7/27 (月) 23:30 不安

朝霧って、鈍感なのか敏感なのか・・・。

は、さておき、夏休みに入ったということで、仕事に励める時間が増えてきた。でも、この週末には全国大会が控えているので、まずはそちらのほうに神経を注がなければならない。地区予選に比べていい出来になったか、ならなかったかは、僕にかかっている。・・・僕が増えたというのが、前回からの大きな変更点なのだから。まだ大勢の観客の前に立ったことがないので、どんなことになるのか想像つかない。

「何万人もの前で歌ったことは、緊張したけど楽しかったよ。病み付きになりそう」

なんておっしゃるのは殿下。・・・僕もその場に居合わせたかった。殿下は時々歌を口ずさんでいらっしゃるけれど、本格的に歌うところは拝見したことがない。しかし、マスコミにも取り上げられ評判もよかったので、よほど素晴らしかったに違いない。

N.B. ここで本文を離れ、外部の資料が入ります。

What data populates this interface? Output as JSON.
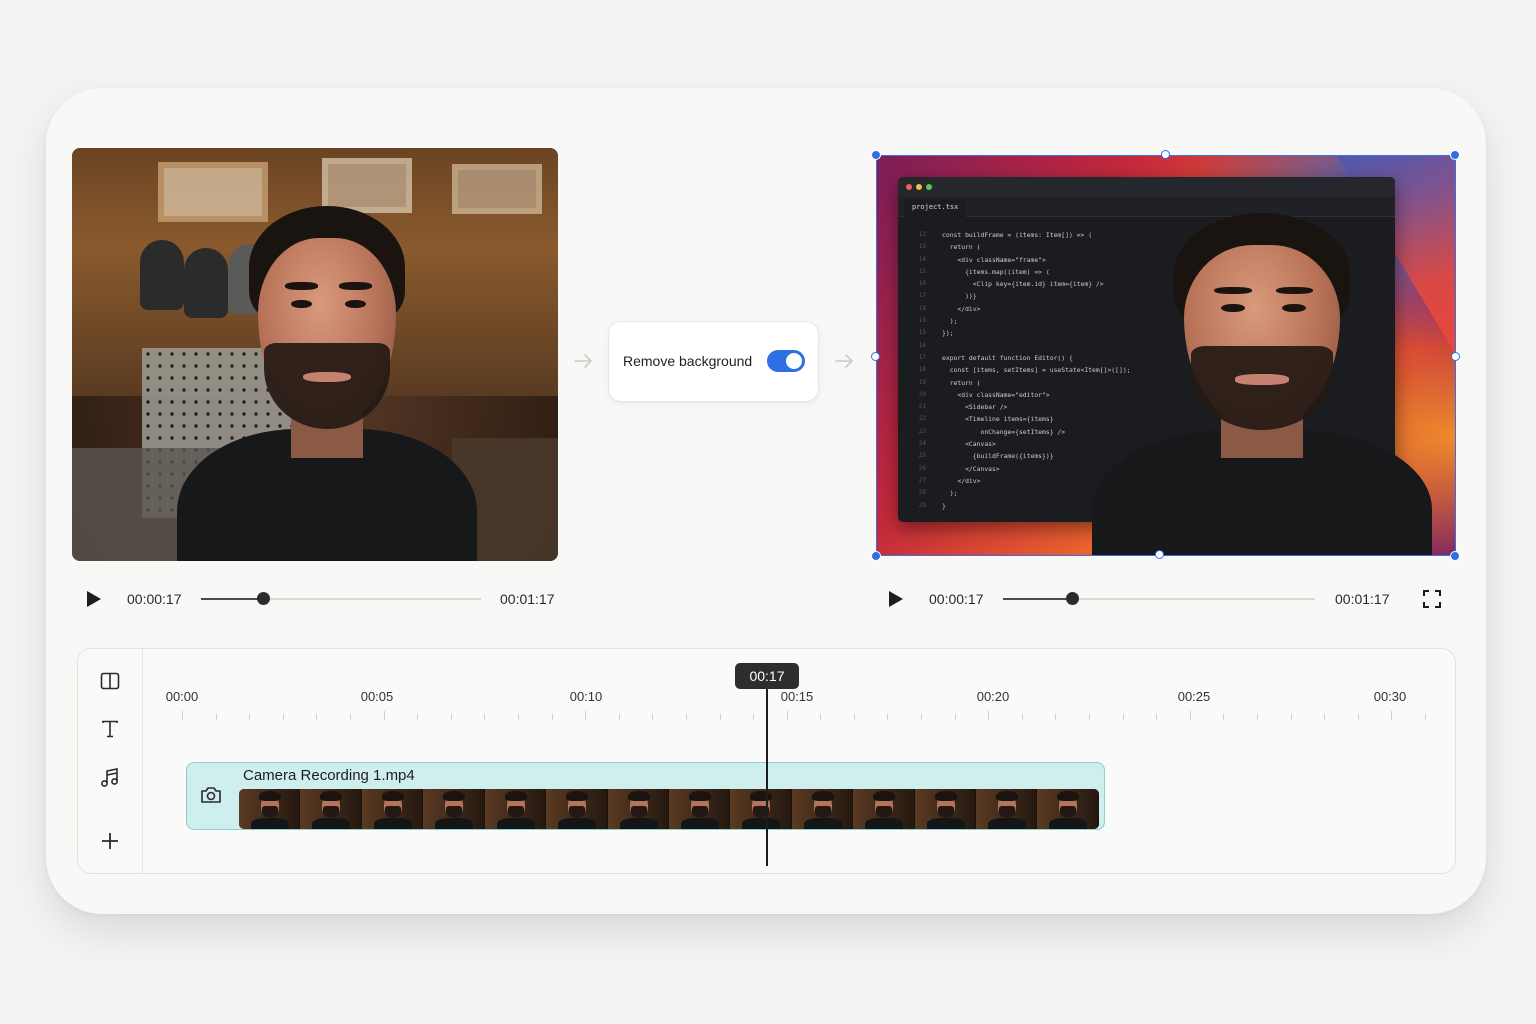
{
  "toggle": {
    "label": "Remove background",
    "enabled": true
  },
  "source_player": {
    "current_time": "00:00:17",
    "duration": "00:01:17",
    "progress": 0.22
  },
  "result_player": {
    "current_time": "00:00:17",
    "duration": "00:01:17",
    "progress": 0.22
  },
  "editor": {
    "tab": "project.tsx",
    "gutter": [
      "12",
      "13",
      "14",
      "15",
      "16",
      "17",
      "18",
      "19",
      "15",
      "16",
      "17",
      "18",
      "19",
      "20",
      "21",
      "22",
      "23",
      "24",
      "25",
      "26",
      "27",
      "28",
      "29"
    ],
    "code": "const buildFrame = (items: Item[]) => (\n  return (\n    <div className=\"frame\">\n      {items.map((item) => (\n        <Clip key={item.id} item={item} />\n      ))}\n    </div>\n  );\n});\n\nexport default function Editor() {\n  const [items, setItems] = useState<Item[]>([]);\n  return (\n    <div className=\"editor\">\n      <Sidebar />\n      <Timeline items={items}\n          onChange={setItems} />\n      <Canvas>\n        {buildFrame({items})}\n      </Canvas>\n    </div>\n  );\n}"
  },
  "timeline": {
    "ruler_labels": [
      "00:00",
      "00:05",
      "00:10",
      "00:15",
      "00:20",
      "00:25",
      "00:30"
    ],
    "playhead": "00:17",
    "clip": {
      "name": "Camera Recording 1.mp4",
      "frames": 14
    },
    "tools": [
      "layout-icon",
      "text-icon",
      "music-icon",
      "add-icon"
    ]
  },
  "colors": {
    "accent": "#2f6fe4",
    "clip_bg": "#cfeeee",
    "clip_border": "#88d0cf",
    "playhead": "#2e2e2e"
  }
}
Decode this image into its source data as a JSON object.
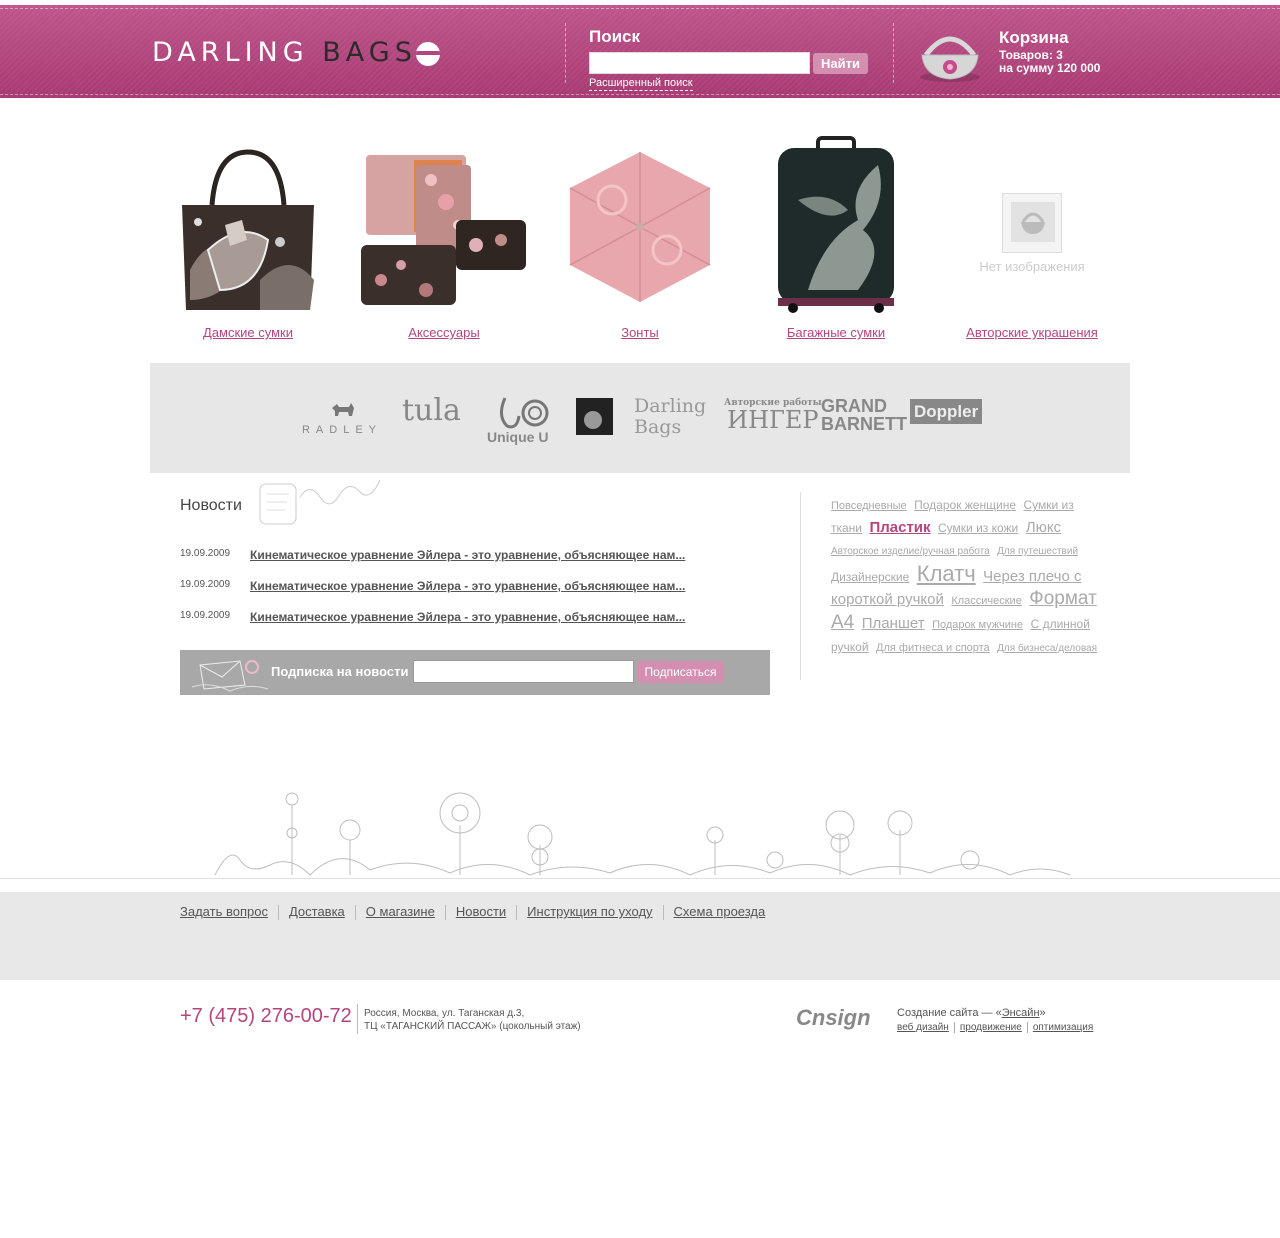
{
  "header": {
    "logo_light": "DARLING",
    "logo_dark": "BAGS",
    "search": {
      "title": "Поиск",
      "button": "Найти",
      "advanced": "Расширенный поиск",
      "value": ""
    },
    "cart": {
      "title": "Корзина",
      "count": "Товаров: 3",
      "sum": "на сумму 120 000"
    },
    "colors": {
      "brand": "#b4457f",
      "button": "#d48fb0"
    }
  },
  "categories": [
    {
      "label": "Дамские сумки",
      "icon": "handbag-image"
    },
    {
      "label": "Аксессуары",
      "icon": "wallets-image"
    },
    {
      "label": "Зонты",
      "icon": "umbrella-image"
    },
    {
      "label": "Багажные сумки",
      "icon": "suitcase-image"
    },
    {
      "label": "Авторские украшения",
      "icon": "no-image-placeholder",
      "no_image_text": "Нет изображения"
    }
  ],
  "brands": [
    {
      "name": "RADLEY"
    },
    {
      "name": "tula"
    },
    {
      "name": "Unique U"
    },
    {
      "name": "Darling Bags"
    },
    {
      "name_small": "Авторские работы",
      "name": "ИНГЕР"
    },
    {
      "name": "GRAND BARNETT"
    },
    {
      "name": "Doppler"
    }
  ],
  "news": {
    "title": "Новости",
    "items": [
      {
        "date": "19.09.2009",
        "text": "Кинематическое уравнение Эйлера - это уравнение, объясняющее нам..."
      },
      {
        "date": "19.09.2009",
        "text": "Кинематическое уравнение Эйлера - это уравнение, объясняющее нам..."
      },
      {
        "date": "19.09.2009",
        "text": "Кинематическое уравнение Эйлера - это уравнение, объясняющее нам..."
      }
    ],
    "subscribe": {
      "label": "Подписка на новости",
      "button": "Подписаться",
      "value": ""
    }
  },
  "tags": [
    {
      "text": "Повседневные",
      "size": 11
    },
    {
      "text": "Подарок женщине",
      "size": 12
    },
    {
      "text": "Сумки из ткани",
      "size": 12
    },
    {
      "text": "Пластик",
      "size": 15,
      "color": "#b4457f"
    },
    {
      "text": "Сумки из кожи",
      "size": 12
    },
    {
      "text": "Люкс",
      "size": 15
    },
    {
      "text": "Авторское изделие/ручная работа",
      "size": 10
    },
    {
      "text": "Для путешествий",
      "size": 10
    },
    {
      "text": "Дизайнерские",
      "size": 12
    },
    {
      "text": "Клатч",
      "size": 22
    },
    {
      "text": "Через плечо с короткой ручкой",
      "size": 15
    },
    {
      "text": "Классические",
      "size": 11
    },
    {
      "text": "Формат А4",
      "size": 19
    },
    {
      "text": "Планшет",
      "size": 15
    },
    {
      "text": "Подарок мужчине",
      "size": 11
    },
    {
      "text": "С длинной ручкой",
      "size": 12
    },
    {
      "text": "Для фитнеса и спорта",
      "size": 11
    },
    {
      "text": "Для бизнеса/деловая",
      "size": 10
    }
  ],
  "footer": {
    "nav": [
      "Задать вопрос",
      "Доставка",
      "О магазине",
      "Новости",
      "Инструкция по уходу",
      "Схема проезда"
    ],
    "phone": "+7 (475) 276-00-72",
    "address_line1": "Россия, Москва, ул. Таганская д.3,",
    "address_line2": "ТЦ «ТАГАНСКИЙ ПАССАЖ» (цокольный этаж)",
    "credit_logo": "Cnsign",
    "credit_prefix": "Создание сайта — «",
    "credit_name": "Энсайн",
    "credit_suffix": "»",
    "credit_links": [
      "веб дизайн",
      "продвижение",
      "оптимизация"
    ]
  }
}
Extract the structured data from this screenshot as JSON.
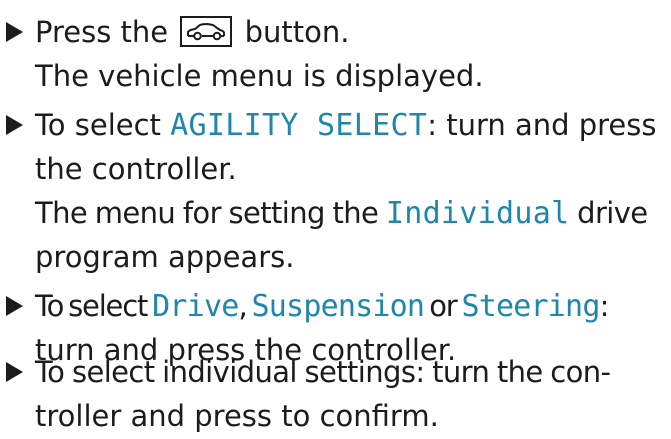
{
  "steps": [
    {
      "lines": [
        {
          "pre": "Press the",
          "icon": "car-vehicle-icon",
          "post": "button."
        },
        {
          "text": "The vehicle menu is displayed."
        }
      ]
    },
    {
      "lines": [
        {
          "pre": "To select",
          "term": "AGILITY SELECT",
          "post": ": turn and press"
        },
        {
          "text": "the controller."
        },
        {
          "pre": "The menu for setting the",
          "term": "Individual",
          "post": "drive"
        },
        {
          "text": "program appears."
        }
      ]
    },
    {
      "lines": [
        {
          "pre": "To select",
          "term1": "Drive",
          "sep1": ",",
          "term2": "Suspension",
          "sep2": "or",
          "term3": "Steering",
          "post": ":"
        },
        {
          "text": "turn and press the controller."
        }
      ]
    },
    {
      "lines": [
        {
          "text": "To select individual settings: turn the con-"
        },
        {
          "text": "troller and press to confirm."
        }
      ]
    }
  ]
}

「ですが、殿下はVIPに会われたり、人前で演説なさったりと、日頃から慣れていらっしゃるではありませんか」

「でも歌うとなると話は別だよ。僕の本職ではないし、何せ、プロが隣にいたのだから申し訳ないったら。しかもその評判がずっと付きまとうかもしれないんだよ?失敗は出来ないし、気分的には完全にアウェイだった」

「そうですか?結果的には楽しまれたのですよね。それに殿下のファンも多いと思いますよ」

「それを言うなら沢渡くんだって、出て行った瞬間に多くの目を惹きつけることが出来る。その意味では得をしているよ」

そうでしょうか?・・・でも今の僕は、別に舞台に立つのが怖いというわけではなくて、どうなるか分からないから不安になっている。今までそんなことはなかったけれど、突然セリフが全部飛んでしまうかもしれない。それは僕ではなく、他の出演者かもしれない。逆に、演劇に限らず大きな舞台に立つと、普段以上のパワーを出すことがあると聞いたことがある。その不測の事態に臨機応変に対応できるのか、そこまでの余裕は持ち合わせていないように思える。

「初舞台なんて、これが最初で最後なんだよ。それを楽しむくらいの気持ちでいたらどうかな?そしてもちろん、その決定的瞬間を、僕は目に焼き付けようと思っている。・・・楽しみだね」

結局殿下は、お忙しいのに全国大会を観に行くためにスケジュールを調整されたようだ。・・・そしてもれなく結城もセットらしい。また何を言われるか・・・。

でも僕は、オーディションのときの感覚をまだ覚えている。今度もそんな不思議な魔法にかかれるといいけど・・・。本番まであと5日。